Qatari and Russian representatives celebrate their successful World Cup bids with long-time FIFA president Joseph Blatter.
By accepting the World Cup bid of an oil-rich feudal sheikdom, with a population three times bigger than Malta’s, Fifa has behaved like the worst kind of corporation that is only interested in money.
Qatar might have made improvements especially with regards to gender equality in the past decade. But it is still a country where people receive a lashing for indulging in illicit sexual activities, homosexuality is still illegal, and 11 foreign nationals languish in prison for blaspheming against Islam. Its record on the treatment of migrant workers remains dismal.

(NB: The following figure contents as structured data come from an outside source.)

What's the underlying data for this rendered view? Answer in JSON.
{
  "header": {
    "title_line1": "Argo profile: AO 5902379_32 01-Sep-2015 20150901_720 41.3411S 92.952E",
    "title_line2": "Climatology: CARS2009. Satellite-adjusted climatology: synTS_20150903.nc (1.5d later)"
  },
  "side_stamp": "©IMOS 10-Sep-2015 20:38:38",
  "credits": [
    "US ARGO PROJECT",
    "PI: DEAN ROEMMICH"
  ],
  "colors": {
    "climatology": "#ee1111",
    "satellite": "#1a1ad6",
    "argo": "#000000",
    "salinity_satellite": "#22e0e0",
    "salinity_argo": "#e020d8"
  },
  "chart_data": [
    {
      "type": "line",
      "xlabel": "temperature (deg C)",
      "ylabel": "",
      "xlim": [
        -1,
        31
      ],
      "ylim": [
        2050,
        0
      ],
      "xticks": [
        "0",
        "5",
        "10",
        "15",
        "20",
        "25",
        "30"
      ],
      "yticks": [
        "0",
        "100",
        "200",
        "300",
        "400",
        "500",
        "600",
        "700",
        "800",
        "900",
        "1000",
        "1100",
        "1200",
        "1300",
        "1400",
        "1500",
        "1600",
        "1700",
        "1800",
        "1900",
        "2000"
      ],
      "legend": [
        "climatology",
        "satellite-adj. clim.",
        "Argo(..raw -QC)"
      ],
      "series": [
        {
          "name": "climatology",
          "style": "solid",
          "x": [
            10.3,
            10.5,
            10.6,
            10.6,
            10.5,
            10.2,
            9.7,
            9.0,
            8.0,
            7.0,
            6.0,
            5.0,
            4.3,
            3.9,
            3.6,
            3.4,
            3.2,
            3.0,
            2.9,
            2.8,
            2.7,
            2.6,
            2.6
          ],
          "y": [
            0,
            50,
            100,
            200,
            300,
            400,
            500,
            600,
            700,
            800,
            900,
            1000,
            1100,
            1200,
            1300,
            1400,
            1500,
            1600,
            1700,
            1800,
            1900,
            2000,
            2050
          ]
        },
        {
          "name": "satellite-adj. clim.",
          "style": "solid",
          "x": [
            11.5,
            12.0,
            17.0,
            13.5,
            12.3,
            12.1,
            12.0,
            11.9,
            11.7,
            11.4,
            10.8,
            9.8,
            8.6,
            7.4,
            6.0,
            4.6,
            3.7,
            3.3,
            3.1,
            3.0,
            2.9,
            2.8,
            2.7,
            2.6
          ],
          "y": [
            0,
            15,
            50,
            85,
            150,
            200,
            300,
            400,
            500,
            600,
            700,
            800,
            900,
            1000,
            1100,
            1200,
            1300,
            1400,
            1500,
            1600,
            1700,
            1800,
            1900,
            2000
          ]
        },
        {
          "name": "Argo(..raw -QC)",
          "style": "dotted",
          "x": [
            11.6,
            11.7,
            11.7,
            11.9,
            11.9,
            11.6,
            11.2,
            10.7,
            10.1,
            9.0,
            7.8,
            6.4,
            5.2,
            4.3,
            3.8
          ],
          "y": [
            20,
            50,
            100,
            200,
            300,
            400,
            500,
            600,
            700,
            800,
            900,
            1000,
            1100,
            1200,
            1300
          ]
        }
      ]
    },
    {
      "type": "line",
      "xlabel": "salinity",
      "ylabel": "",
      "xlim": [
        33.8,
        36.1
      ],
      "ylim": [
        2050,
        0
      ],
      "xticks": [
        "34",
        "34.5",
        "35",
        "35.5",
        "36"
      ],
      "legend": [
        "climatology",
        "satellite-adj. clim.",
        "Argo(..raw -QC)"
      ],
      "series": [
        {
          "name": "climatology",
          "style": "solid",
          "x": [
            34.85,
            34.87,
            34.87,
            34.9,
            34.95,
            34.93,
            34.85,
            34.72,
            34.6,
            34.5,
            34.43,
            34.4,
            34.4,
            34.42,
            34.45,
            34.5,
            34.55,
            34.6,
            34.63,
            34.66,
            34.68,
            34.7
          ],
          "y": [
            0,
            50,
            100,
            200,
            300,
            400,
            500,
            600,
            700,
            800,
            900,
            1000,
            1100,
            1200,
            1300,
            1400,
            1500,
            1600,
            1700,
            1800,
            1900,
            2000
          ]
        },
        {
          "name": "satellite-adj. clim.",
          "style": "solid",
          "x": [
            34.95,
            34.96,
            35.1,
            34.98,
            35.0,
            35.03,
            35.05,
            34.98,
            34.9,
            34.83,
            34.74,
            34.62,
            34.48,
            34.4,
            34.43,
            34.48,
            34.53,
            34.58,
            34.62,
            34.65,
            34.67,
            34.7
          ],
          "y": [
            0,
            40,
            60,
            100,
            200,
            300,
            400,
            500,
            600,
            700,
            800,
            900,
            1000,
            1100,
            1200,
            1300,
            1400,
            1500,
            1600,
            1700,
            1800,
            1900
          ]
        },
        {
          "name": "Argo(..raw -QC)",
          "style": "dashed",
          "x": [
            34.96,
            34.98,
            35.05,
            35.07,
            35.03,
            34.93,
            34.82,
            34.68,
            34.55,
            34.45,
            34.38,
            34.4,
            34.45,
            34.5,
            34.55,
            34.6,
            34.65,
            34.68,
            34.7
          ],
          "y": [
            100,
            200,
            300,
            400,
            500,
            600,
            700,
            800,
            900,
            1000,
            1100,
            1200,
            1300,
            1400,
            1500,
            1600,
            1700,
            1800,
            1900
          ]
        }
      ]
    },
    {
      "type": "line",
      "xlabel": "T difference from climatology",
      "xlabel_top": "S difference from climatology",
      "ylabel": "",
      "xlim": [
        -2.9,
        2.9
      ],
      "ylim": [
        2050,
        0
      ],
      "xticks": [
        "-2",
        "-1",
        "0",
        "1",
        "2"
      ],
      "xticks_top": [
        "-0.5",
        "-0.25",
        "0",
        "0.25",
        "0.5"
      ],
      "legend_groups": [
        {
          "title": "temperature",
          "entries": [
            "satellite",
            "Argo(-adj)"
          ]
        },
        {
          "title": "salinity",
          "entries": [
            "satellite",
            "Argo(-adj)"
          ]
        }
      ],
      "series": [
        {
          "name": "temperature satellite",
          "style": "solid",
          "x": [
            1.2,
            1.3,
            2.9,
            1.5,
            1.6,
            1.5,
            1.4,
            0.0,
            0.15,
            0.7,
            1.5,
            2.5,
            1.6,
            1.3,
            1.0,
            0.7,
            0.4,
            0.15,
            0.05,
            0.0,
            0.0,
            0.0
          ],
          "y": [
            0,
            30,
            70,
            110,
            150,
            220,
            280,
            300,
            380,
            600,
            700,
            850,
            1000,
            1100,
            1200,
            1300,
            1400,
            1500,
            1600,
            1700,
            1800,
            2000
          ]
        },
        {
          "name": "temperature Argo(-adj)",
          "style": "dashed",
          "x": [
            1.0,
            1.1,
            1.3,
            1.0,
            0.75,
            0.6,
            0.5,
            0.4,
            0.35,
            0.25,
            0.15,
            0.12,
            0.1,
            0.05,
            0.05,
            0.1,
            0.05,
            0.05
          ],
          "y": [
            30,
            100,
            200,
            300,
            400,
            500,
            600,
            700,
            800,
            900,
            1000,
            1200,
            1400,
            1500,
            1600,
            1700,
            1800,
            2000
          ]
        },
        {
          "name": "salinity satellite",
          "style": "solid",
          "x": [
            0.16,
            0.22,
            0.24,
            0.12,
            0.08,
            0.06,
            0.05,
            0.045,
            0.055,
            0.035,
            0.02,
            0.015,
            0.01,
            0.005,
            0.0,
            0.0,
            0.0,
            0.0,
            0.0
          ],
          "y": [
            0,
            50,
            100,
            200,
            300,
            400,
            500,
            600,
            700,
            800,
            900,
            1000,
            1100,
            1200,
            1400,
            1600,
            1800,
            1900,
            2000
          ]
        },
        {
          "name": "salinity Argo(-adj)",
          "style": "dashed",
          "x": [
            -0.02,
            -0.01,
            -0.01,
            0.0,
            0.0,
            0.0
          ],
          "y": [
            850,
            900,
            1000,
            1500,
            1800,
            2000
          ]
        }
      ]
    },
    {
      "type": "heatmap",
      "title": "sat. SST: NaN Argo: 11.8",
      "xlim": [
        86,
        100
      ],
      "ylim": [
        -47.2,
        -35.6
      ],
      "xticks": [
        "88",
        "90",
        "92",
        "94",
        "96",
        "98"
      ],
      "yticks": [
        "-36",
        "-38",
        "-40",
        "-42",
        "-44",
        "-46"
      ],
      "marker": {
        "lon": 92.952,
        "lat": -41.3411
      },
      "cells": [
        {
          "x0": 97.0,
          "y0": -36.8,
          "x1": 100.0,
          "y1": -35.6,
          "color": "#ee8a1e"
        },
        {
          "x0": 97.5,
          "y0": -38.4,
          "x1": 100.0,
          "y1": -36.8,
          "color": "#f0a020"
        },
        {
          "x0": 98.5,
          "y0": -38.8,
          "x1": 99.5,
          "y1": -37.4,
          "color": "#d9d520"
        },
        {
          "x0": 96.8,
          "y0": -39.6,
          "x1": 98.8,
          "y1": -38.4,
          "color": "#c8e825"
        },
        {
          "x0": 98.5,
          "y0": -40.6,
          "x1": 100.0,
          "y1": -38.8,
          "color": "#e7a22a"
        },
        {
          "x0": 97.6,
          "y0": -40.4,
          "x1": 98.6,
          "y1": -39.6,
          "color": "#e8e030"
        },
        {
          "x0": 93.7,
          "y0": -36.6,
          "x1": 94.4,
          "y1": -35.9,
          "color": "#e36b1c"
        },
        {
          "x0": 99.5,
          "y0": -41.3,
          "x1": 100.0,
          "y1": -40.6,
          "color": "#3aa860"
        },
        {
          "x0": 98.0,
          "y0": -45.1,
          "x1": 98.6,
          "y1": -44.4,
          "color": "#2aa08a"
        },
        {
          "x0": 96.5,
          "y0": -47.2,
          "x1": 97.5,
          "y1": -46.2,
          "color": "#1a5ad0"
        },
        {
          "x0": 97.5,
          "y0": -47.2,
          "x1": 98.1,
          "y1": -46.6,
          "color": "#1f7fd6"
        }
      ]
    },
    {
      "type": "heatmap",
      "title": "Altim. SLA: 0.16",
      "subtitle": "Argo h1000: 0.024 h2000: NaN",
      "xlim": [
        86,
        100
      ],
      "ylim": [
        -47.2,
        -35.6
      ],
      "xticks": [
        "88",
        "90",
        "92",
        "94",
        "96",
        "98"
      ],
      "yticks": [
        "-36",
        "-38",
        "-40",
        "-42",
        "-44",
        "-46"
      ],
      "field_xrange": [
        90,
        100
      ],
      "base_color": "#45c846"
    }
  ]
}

Added to this is the absurdity of organising the World Cup in the desert where temperatures can rise to 50C. The stadiums will be air-conditioned but will fans be expected to spend the rest of their day in five-star hotels instead of marauding the streets as happens in every other World Cup?
Clearly the United States was a better choice, not just because it is a democratic nation but also because holding the World Cup there would have been a big boost to the game in a country where soccer is still an underdog, despite making enormous inroads in the past decade.
Even more sinister was the treatment reserved to England which lost the bid to organise the 2018 world cup to Putin’s Russia. Three of the Fifa executive committee members who decided the fate of the 2018 World Cup were accused of taking bribes in a Panorama BBC documentary.
It is reported that Fifa President Sepp Blatter, spoke of the "evils of the media", just before they voted on the hosting of the 2018 and 2022 events. Instead Fifa will be organising the World Cup in a country where the state is an accomplice in the murder of journalists like Anna Politkovskaya and more than 300 others murdered since 1993.
Surely the insular world of football will respond that football and politics should not mix. But it is this naive insularity masked as political innocence which has created a fertile ground for Blatter and his kind.